Another achievement of those early years was the operation of the Gen. Joseph Hooker House which was relocated behind La Casa Restaurant on Spain Street.
“That’s where our library was,” said Bowers. “We also operated a tea room and people could look at everything while they were there.” It is still operated by the League, but is now more a house museum and exhibit center. The library was moved to the Maysonnave House on First Street East.
The restoration of the Maysonnave House and grounds, which is now the League’s headquarters, was one of their largest undertakings.“It was a strain on the League for a while,” said Wimmer, “And when it was finally done, we rested on our laurels and a few other projects were neglected.”
But now they are back on track and with an enthusiastic board, who are rolling up their sleeves and getting to work, updating bylaws, sponsoring student interns, preparing special exhibits and making themselves a useful, educational resource for the entire community.
A popular new program is the informal “First Thursday History Night” which takes place on the first Thursday evening of every month at 6 p.m.
“We bring out maps and deeds and we have a theme for the evening,” said Meyerhof.
“In March, our guest is to be George McHale, city historian, who is coming with artifacts and unusual objects. This evening is always fun and open to anyone.”

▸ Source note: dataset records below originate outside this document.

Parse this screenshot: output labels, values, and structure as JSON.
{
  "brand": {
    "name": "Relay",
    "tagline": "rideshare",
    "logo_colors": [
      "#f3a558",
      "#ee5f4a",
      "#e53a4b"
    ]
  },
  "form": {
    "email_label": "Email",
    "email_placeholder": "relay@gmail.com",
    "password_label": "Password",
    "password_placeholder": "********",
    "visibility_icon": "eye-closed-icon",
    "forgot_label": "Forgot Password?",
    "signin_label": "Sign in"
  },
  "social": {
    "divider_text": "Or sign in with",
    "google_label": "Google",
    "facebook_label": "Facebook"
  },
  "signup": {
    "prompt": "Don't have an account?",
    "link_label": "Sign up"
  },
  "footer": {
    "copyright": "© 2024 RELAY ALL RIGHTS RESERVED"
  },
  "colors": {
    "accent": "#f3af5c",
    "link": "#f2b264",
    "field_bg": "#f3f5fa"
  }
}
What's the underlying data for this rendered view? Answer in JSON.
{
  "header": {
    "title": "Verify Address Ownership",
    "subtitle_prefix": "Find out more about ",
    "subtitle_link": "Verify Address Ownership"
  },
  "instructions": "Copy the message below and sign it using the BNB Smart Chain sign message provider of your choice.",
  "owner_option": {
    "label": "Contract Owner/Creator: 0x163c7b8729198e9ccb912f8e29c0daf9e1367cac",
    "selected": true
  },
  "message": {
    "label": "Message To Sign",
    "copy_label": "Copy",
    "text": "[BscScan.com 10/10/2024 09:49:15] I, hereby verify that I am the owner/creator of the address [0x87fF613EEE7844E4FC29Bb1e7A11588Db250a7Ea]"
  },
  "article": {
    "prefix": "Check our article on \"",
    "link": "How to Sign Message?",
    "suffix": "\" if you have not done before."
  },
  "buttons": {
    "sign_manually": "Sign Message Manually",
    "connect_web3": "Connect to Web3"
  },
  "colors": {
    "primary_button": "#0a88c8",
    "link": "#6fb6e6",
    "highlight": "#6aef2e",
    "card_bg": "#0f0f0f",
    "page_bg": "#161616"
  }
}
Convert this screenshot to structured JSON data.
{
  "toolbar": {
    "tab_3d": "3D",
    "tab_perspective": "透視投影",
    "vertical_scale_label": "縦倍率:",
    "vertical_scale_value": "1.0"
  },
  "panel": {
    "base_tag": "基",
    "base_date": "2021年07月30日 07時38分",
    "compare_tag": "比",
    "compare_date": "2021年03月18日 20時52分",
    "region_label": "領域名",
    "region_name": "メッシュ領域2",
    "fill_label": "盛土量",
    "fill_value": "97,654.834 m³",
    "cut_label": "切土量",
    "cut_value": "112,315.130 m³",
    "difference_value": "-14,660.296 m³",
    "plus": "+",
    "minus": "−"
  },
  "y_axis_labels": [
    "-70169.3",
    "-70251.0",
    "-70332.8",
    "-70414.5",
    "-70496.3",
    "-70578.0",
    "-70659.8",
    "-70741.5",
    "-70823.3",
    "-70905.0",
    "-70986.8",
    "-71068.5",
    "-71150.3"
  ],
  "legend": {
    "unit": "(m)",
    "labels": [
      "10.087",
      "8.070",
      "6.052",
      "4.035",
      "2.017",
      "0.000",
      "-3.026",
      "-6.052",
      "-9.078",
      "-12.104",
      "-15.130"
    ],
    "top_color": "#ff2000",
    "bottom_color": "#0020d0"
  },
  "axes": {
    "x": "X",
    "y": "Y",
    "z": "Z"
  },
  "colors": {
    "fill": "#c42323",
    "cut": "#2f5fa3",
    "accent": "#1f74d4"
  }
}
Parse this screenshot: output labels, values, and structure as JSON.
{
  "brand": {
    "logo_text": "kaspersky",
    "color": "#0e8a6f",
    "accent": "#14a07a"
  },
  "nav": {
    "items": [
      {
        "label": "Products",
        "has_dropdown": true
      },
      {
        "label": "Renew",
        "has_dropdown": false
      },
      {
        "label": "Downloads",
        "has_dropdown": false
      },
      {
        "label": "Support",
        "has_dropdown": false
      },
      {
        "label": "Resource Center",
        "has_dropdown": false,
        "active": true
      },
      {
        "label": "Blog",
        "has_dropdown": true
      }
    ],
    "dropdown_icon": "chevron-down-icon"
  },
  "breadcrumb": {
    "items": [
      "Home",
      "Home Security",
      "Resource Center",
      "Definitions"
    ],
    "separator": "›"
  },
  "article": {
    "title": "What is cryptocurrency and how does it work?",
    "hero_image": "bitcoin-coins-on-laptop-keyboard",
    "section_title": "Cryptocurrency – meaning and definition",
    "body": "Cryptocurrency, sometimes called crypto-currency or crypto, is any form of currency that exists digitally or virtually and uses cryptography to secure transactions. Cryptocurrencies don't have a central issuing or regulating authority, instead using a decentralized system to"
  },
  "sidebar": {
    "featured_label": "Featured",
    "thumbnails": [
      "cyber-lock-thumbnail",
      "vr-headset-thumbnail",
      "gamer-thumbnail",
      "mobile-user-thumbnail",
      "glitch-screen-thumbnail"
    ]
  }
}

The League still has formal lectures and special events, like the time-honored program that recognizes outstanding preservation achievements in the area and they are making an effort to reach out to other organizations to acquaint them with their resources.
“Although our mission has not changed, we’re definitely an organization in transition,” said Wimmer, “But we’re all looking forward now and we’re really enthusiastic about where we want to go.”
At close to 150 members, the League continues to be a vital element in the preservation of Sonoma’s history, and they’re making sure that the people who come after them will be just as excited as they are.